米共和党の場合、通常ならば候補者選びが長期化すればするほど、有権者の関心が高まり、大統領選で優位に働くそうです。しかし、今回の指名争いでは、史上最悪の中傷合戦が展開されており、候補者の印象が長期化するほど悪化すること、失業率が低下するなど米国の景気に明るい兆しがみえてきている中、オバマ大統領の支持率が持ち直していることから、共和党にとって今回の長期化はマイナスに作用するとしています。開票結果は、ロムニー氏が勝ち切れなかったというもので、オバマ大統領に対抗できる候補であるされる同氏が、保守派の間での支持率が低いこと、景気回復に対する具体的な提案がなされていないことなどが背景にあるとされています。最悪の場合、共和党の指名争いは、2012年8月に開かれる共和党大会にまで持ち越される可能性も出てきており、今後、同氏が米国をより良い方向へと導きことができる道筋を如何に具体的に提示し、保守派層での支持を如何に獲得するかがポイントとなります。
 因に、米国では保守派はロムニー氏嫌いといわれています。ここで、米国における保守派とは何かという疑問が生じます。米国の保守派に関して分かりやすく記述している記事(注)が、『週刊東洋経済』2012年3月10日号に掲載されていましたので一部を紹介します。同記事によれば、1950年代に「保守主義」という言葉が使われるようになったそうです。リベラリズムや理想主義が社会的混乱をもたらしたとし、ユダヤ・キリスト教倫理に基づく秩序の復興と階級社会の必要性を訴えたとされるのが「伝統主義者」です。もう一方に経済的自由こそが自由の基礎であると主張するリバタリアン(市場主義者)があって、両者をもって保守派の本流であるとしています。その後、両者の意見が対立するものの、「融合主義」という考えが主張される中で、思想的な対立が克服され、現在では保守派の「エバンジェリカル(福音主義者)」を取り込みという形で、政治力を発揮するようになっています。その政治運動の矛先にあったのが共和党であり、以降、共和党=保守派というイメージが強くなっています。保守派とはいっても米国では色々な主義主張があるようです。以下が大まかな分類です。

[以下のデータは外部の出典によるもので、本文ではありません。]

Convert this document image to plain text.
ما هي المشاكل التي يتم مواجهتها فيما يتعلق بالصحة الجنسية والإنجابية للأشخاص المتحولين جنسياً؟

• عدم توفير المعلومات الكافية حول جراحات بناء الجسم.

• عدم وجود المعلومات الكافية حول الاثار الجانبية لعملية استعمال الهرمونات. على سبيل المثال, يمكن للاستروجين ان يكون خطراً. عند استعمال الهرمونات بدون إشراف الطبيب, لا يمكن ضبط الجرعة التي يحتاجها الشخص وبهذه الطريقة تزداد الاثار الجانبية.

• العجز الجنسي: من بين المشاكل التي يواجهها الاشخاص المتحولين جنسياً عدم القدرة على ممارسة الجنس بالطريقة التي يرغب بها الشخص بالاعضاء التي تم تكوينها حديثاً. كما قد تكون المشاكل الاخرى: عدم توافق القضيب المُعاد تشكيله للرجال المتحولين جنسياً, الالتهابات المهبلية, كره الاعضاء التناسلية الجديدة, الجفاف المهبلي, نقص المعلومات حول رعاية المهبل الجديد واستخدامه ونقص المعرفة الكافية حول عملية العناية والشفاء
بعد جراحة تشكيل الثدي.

  • 倫理や社会秩序を重視する「社会的保守主義者」
  • 小さい政府や減税を主張する「財政的保守主義者」
  • 規律緩和と自由競争を旗印にする「リバタリアン」
  • 外交的タカ派の「ネオコン」
  • 孤立主義を主張する「ペイリオ・コンサーバティブ(超保守主義者)」
このうち「ティーパーティー運動」は共和党主流派に反発した「財政的保守主義者」の運動だそうです。私の印象からして、伝統的に米国の共和党選出の大統領は、日本にとってプラスとされています。しかし、私を含めて日本人にとって馴染みがないのは、むしろ米国の保守派の人々であり、彼から支持する政党こそが米国の共和党です。
(注)題目は『保守主義と共和党』。